Creating and Using Custom Corpora

For languages without built-in support or if you want to use your own corpus, you can create a custom corpus file for use with Jiwar.

Custom Corpus Requirements

  1. File Format: CSV or Excel (.xlsx)

  2. Minimum Required Columns: - word: The word in the target language

  3. Optional Columns for Frequency Information: - frequency_*: Columns starting with “frequency_” will be used for neighborhood frequency calculations

Steps to Create a Custom Corpus

  1. Prepare your word list in the target language.

  2. Create a CSV or Excel file with at least a ‘word’ column.

  3. If available, add frequency information in columns starting with ‘frequency_’.

  4. Save the file in the data/corpus/user_loaded/ directory of your Jiwar installation.

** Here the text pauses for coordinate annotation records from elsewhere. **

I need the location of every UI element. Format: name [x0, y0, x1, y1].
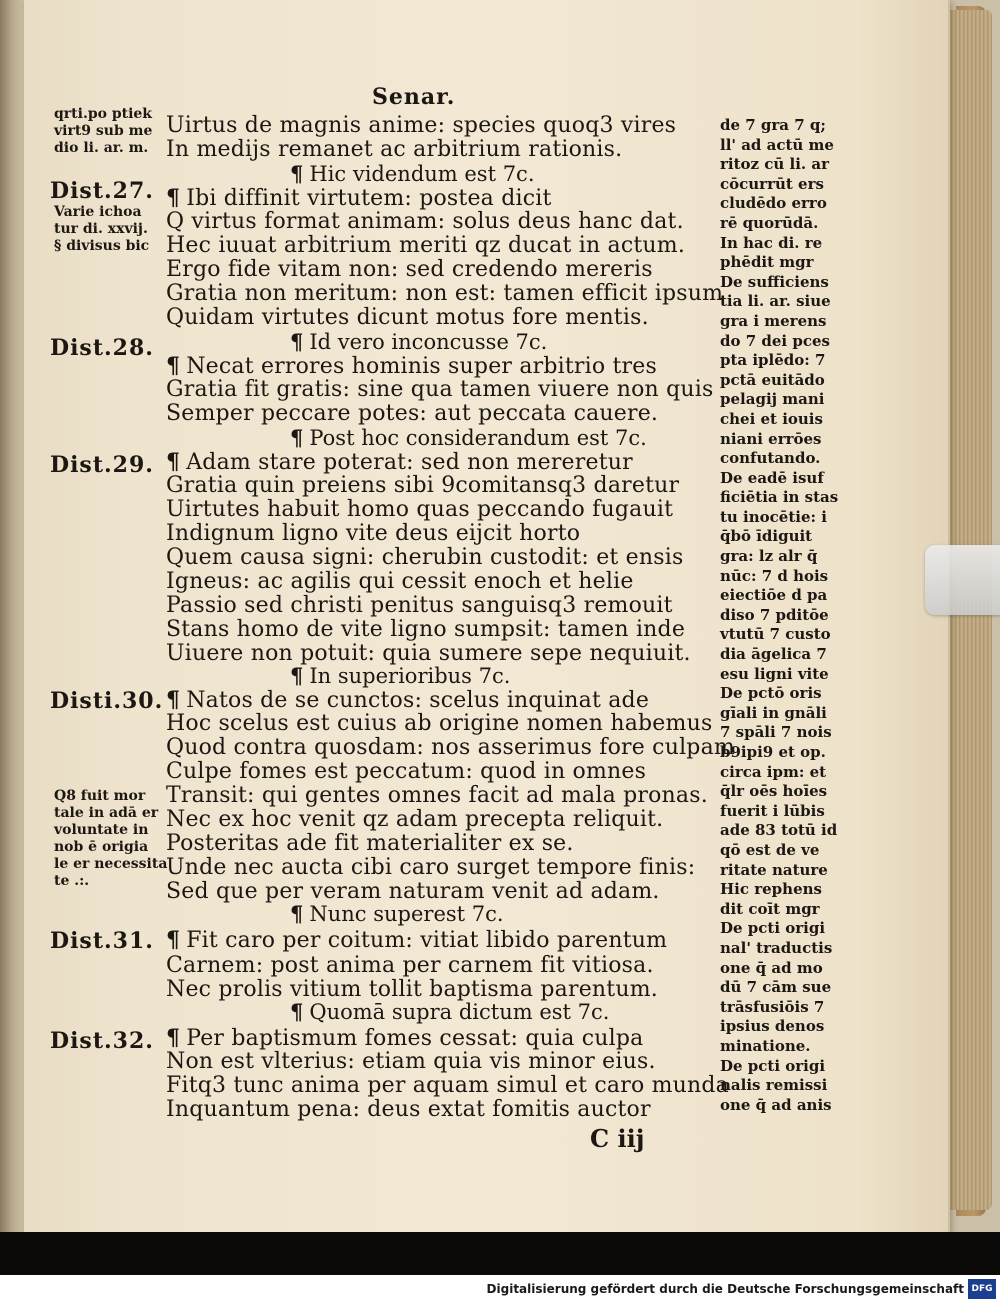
verse-line: Culpe fomes est peccatum: quod in omnes	[166, 759, 647, 784]
pilcrow-icon: ¶	[166, 353, 181, 379]
margin-note-line: dio li. ar. m.	[54, 140, 149, 156]
verse-line: Nec ex hoc venit qz adam precepta reliquit.	[166, 807, 664, 832]
commentary-line: De pcti origi	[720, 919, 826, 938]
verse-line: Ergo fide vitam non: sed credendo mereris	[166, 257, 653, 282]
verse-line	[166, 354, 686, 379]
margin-note-27	[54, 204, 164, 255]
commentary-line: dit coīt mgr	[720, 899, 820, 918]
rubric-line	[290, 162, 535, 186]
commentary-line: ritoz cū li. ar	[720, 155, 829, 174]
verse-line: Non est vlterius: etiam quia vis minor eius.	[166, 1049, 656, 1074]
commentary-line: trāsfusiōis 7	[720, 997, 825, 1016]
verse-line: Uirtus de magnis anime: species quoq3 vires	[166, 113, 677, 138]
commentary-line: nūc: 7 d hois	[720, 566, 829, 585]
verse-line: Quod contra quosdam: nos asserimus fore culpam	[166, 735, 735, 760]
verse-line: Nec prolis vitium tollit baptisma parentum.	[166, 977, 658, 1002]
commentary-line: minatione.	[720, 1036, 811, 1055]
commentary-line: chei et iouis	[720, 409, 823, 428]
verse-line: Uiuere non potuit: quia sumere sepe nequiuit.	[166, 641, 691, 666]
distinction-31: Dist.31.	[50, 928, 154, 954]
verse-line	[166, 1026, 686, 1051]
margin-note-line: tur di. xxvij.	[54, 221, 148, 237]
margin-note-line: nob ē origia	[54, 839, 149, 855]
commentary-line: De eadē isuf	[720, 468, 824, 487]
commentary-line: ade 83 totū id	[720, 821, 838, 840]
pilcrow-icon: ¶	[166, 185, 181, 211]
commentary-line: cludēdo erro	[720, 194, 827, 213]
signature-mark: C iij	[590, 1124, 645, 1153]
verse-line	[166, 186, 686, 211]
commentary-line: nal' traductis	[720, 938, 833, 957]
pilcrow-icon: ¶	[290, 329, 304, 354]
distinction-30: Disti.30.	[50, 688, 164, 714]
commentary-line: tu inocētie: i	[720, 507, 827, 526]
verse-line: Unde nec aucta cibi caro surget tempore finis:	[166, 855, 696, 880]
rubric-line	[290, 330, 547, 354]
commentary-line: De pctō oris	[720, 684, 822, 703]
verse-line	[166, 928, 686, 953]
commentary-line: gīali in gnāli	[720, 703, 827, 722]
commentary-line: 7 spāli 7 nois	[720, 723, 832, 742]
pilcrow-icon: ¶	[166, 927, 181, 953]
distinction-32: Dist.32.	[50, 1028, 154, 1054]
rubric-text: In superioribus 7c.	[309, 664, 511, 688]
verse-line: Gratia quin preiens sibi 9comitansq3 daretur	[166, 473, 680, 498]
verse-line: Gratia fit gratis: sine qua tamen viuere non quis	[166, 377, 714, 402]
margin-note-line: le er necessita	[54, 856, 168, 872]
commentary-line: q̄lr oēs hoīes	[720, 782, 828, 801]
commentary-line: diso 7 pditōe	[720, 605, 829, 624]
verse-line: Posteritas ade fit materialiter ex se.	[166, 831, 574, 856]
commentary-line: pctā euitādo	[720, 370, 825, 389]
margin-note-line: voluntate in	[54, 822, 149, 838]
verse-text: Ibi diffinit virtutem: postea dicit	[186, 186, 552, 211]
verse-text: Necat errores hominis super arbitrio tres	[186, 354, 657, 379]
commentary-line: De pcti origi	[720, 1056, 826, 1075]
commentary-line: In hac di. re	[720, 233, 823, 252]
pilcrow-icon: ¶	[290, 663, 304, 688]
commentary-line: ritate nature	[720, 860, 828, 879]
verse-text: Natos de se cunctos: scelus inquinat ade	[186, 688, 650, 713]
rubric-line	[290, 426, 647, 450]
pilcrow-icon: ¶	[166, 449, 181, 475]
verse-line: Passio sed christi penitus sanguisq3 remouit	[166, 593, 673, 618]
dfg-logo: DFG	[968, 1279, 996, 1299]
commentary-line: one q̄ ad mo	[720, 958, 823, 977]
margin-note-line: virt9 sub me	[54, 123, 153, 139]
commentary-line: rē quorūdā.	[720, 213, 819, 232]
verse-line: Carnem: post anima per carnem fit vitiosa.	[166, 953, 654, 978]
distinction-29: Dist.29.	[50, 452, 154, 478]
commentary-line: q̄bō īdiguit	[720, 527, 813, 546]
commentary-line: gra: lz alr q̄	[720, 547, 818, 566]
rubric-text: Post hoc considerandum est 7c.	[309, 426, 647, 450]
commentary-line: pelagij mani	[720, 390, 825, 409]
commentary-line: vtutū 7 custo	[720, 625, 831, 644]
distinction-27: Dist.27.	[50, 178, 154, 204]
commentary-line: cōcurrūt ers	[720, 174, 824, 193]
commentary-line: gra i merens	[720, 311, 827, 330]
digitization-footer	[0, 1275, 1000, 1304]
verse-line: Hoc scelus est cuius ab origine nomen habemus	[166, 711, 713, 736]
verse-line: Q virtus format animam: solus deus hanc dat.	[166, 209, 684, 234]
margin-note-line: Varie ichoa	[54, 204, 142, 220]
funding-credit: Digitalisierung gefördert durch die Deutsche Forschungsgemeinschaft	[486, 1282, 964, 1296]
commentary-line: de 7 gra 7 q;	[720, 116, 826, 134]
commentary-line: circa ipm: et	[720, 762, 827, 781]
verse-line: Hec iuuat arbitrium meriti qz ducat in actum.	[166, 233, 686, 258]
margin-note-line: Q8 fuit mor	[54, 788, 146, 804]
commentary-line: qō est de ve	[720, 840, 820, 859]
commentary-line: niani errōes	[720, 429, 822, 448]
verse-line: Sed que per veram naturam venit ad adam.	[166, 879, 660, 904]
verse-line: Igneus: ac agilis qui cessit enoch et helie	[166, 569, 634, 594]
verse-line: Stans homo de vite ligno sumpsit: tamen inde	[166, 617, 686, 642]
margin-note-line: § divisus bic	[54, 238, 150, 254]
commentary-line: one q̄ ad anis	[720, 1095, 832, 1114]
verse-text: Per baptismum fomes cessat: quia culpa	[186, 1026, 644, 1051]
verse-line: Fitq3 tunc anima per aquam simul et caro munda	[166, 1073, 729, 1098]
commentary-line: b9ipi9 et op.	[720, 743, 826, 761]
commentary-line: dia āgelica 7	[720, 645, 827, 664]
commentary-line: fuerit i lūbis	[720, 801, 825, 820]
distinction-28: Dist.28.	[50, 335, 154, 361]
verse-line: Uirtutes habuit homo quas peccando fugauit	[166, 497, 674, 522]
commentary-line: dū 7 cām sue	[720, 978, 832, 997]
verse-line: Quem causa signi: cherubin custodit: et ensis	[166, 545, 684, 570]
verse-line	[166, 688, 686, 713]
rubric-line	[290, 1000, 609, 1024]
commentary-line: phēdit mgr	[720, 253, 814, 272]
rubric-text: Id vero inconcusse 7c.	[309, 330, 548, 354]
verse-line: Transit: qui gentes omnes facit ad mala pronas.	[166, 783, 708, 808]
pilcrow-icon: ¶	[166, 687, 181, 713]
commentary-line: nalis remissi	[720, 1076, 828, 1095]
pilcrow-icon: ¶	[166, 1025, 181, 1051]
rubric-text: Quomā supra dictum est 7c.	[309, 1000, 610, 1024]
margin-note-top	[54, 106, 164, 157]
rubric-line	[290, 902, 504, 926]
verse-line: In medijs remanet ac arbitrium rationis.	[166, 137, 623, 162]
commentary-line: do 7 dei pces	[720, 331, 830, 350]
verse-line: Indignum ligno vite deus eijcit horto	[166, 521, 581, 546]
pilcrow-icon: ¶	[290, 425, 304, 450]
verse-line	[166, 450, 686, 475]
commentary-line: eiectiōe d pa	[720, 586, 828, 605]
right-margin-commentary	[720, 116, 850, 1115]
page-clip	[925, 545, 1000, 615]
margin-note-line: qrti.po ptiek	[54, 106, 153, 122]
pilcrow-icon: ¶	[290, 999, 304, 1024]
commentary-line: De sufficiens	[720, 272, 829, 291]
commentary-line: Hic rephens	[720, 880, 822, 899]
commentary-line: ficiētia in stas	[720, 488, 839, 507]
margin-note-30	[54, 788, 168, 890]
pilcrow-icon: ¶	[290, 161, 304, 186]
commentary-line: tia li. ar. siue	[720, 292, 831, 311]
rubric-text: Hic videndum est 7c.	[309, 162, 535, 186]
verse-line: Quidam virtutes dicunt motus fore mentis.	[166, 305, 649, 330]
verse-text: Adam stare poterat: sed non mereretur	[186, 450, 633, 475]
running-header: Senar.	[372, 84, 456, 110]
margin-note-line: te .:.	[54, 873, 90, 889]
commentary-line: esu ligni vite	[720, 664, 829, 683]
scan-border	[0, 1232, 1000, 1275]
pilcrow-icon: ¶	[290, 901, 304, 926]
commentary-line: pta iplēdo: 7	[720, 351, 826, 370]
commentary-line: confutando.	[720, 449, 821, 468]
margin-note-line: tale in adā er	[54, 805, 159, 821]
verse-line: Gratia non meritum: non est: tamen efficit ipsum	[166, 281, 724, 306]
rubric-text: Nunc superest 7c.	[309, 902, 504, 926]
verse-line: Semper peccare potes: aut peccata cauere.	[166, 401, 659, 426]
verse-text: Fit caro per coitum: vitiat libido parentum	[186, 928, 668, 953]
verse-line: Inquantum pena: deus extat fomitis auctor	[166, 1097, 651, 1122]
rubric-line	[290, 664, 510, 688]
commentary-line: ipsius denos	[720, 1017, 825, 1036]
commentary-line: ll' ad actū me	[720, 135, 834, 154]
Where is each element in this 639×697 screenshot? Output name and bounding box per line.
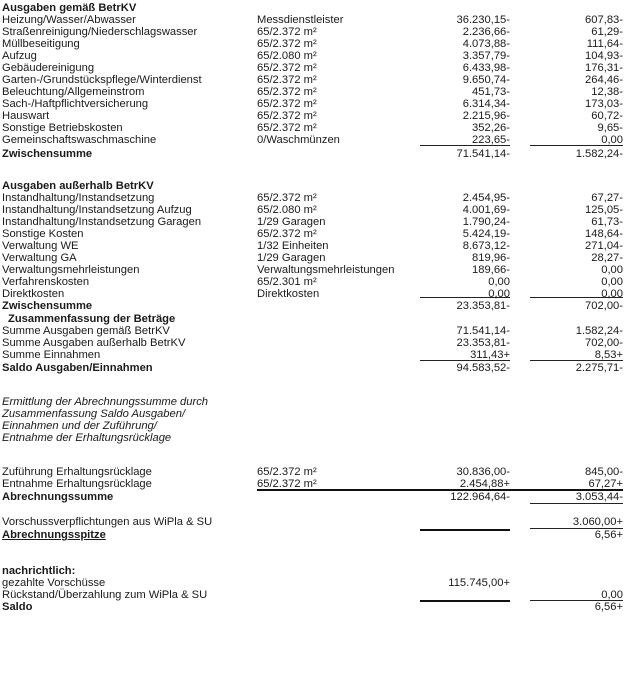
row-label: Instandhaltung/Instandsetzung Garagen [2, 216, 202, 228]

Example Custom Corpus Structure

word,frequency_count,frequency_per_million
apple,1000,50.5
banana,800,40.2
cherry,600,30.1
...

Using a Custom Corpus with Jiwar

  1. Place your custom corpus file in the data/corpus/user_loaded/ directory.

  2. Run Jiwar as usual: python jiwar.py

  3. When prompted, enter the name of your custom corpus file.

  4. Proceed with your analysis as normal.

Note: If a built-in corpus is available for your chosen language, Jiwar will ask if you want to use it or your custom corpus.

Tips for Custom Corpora

  • Ensure your corpus is representative of the language or specific domain you’re studying.

  • The larger the corpus, the more accurate the neighborhood measures will be.

  • If you’re using a custom corpus for a language with a built-in corpus, consider comparing results to validate your custom corpus.

  • For languages without built-in IPA support, you may need to provide IPA transcriptions in your custom corpus for phonological and phonographic measures.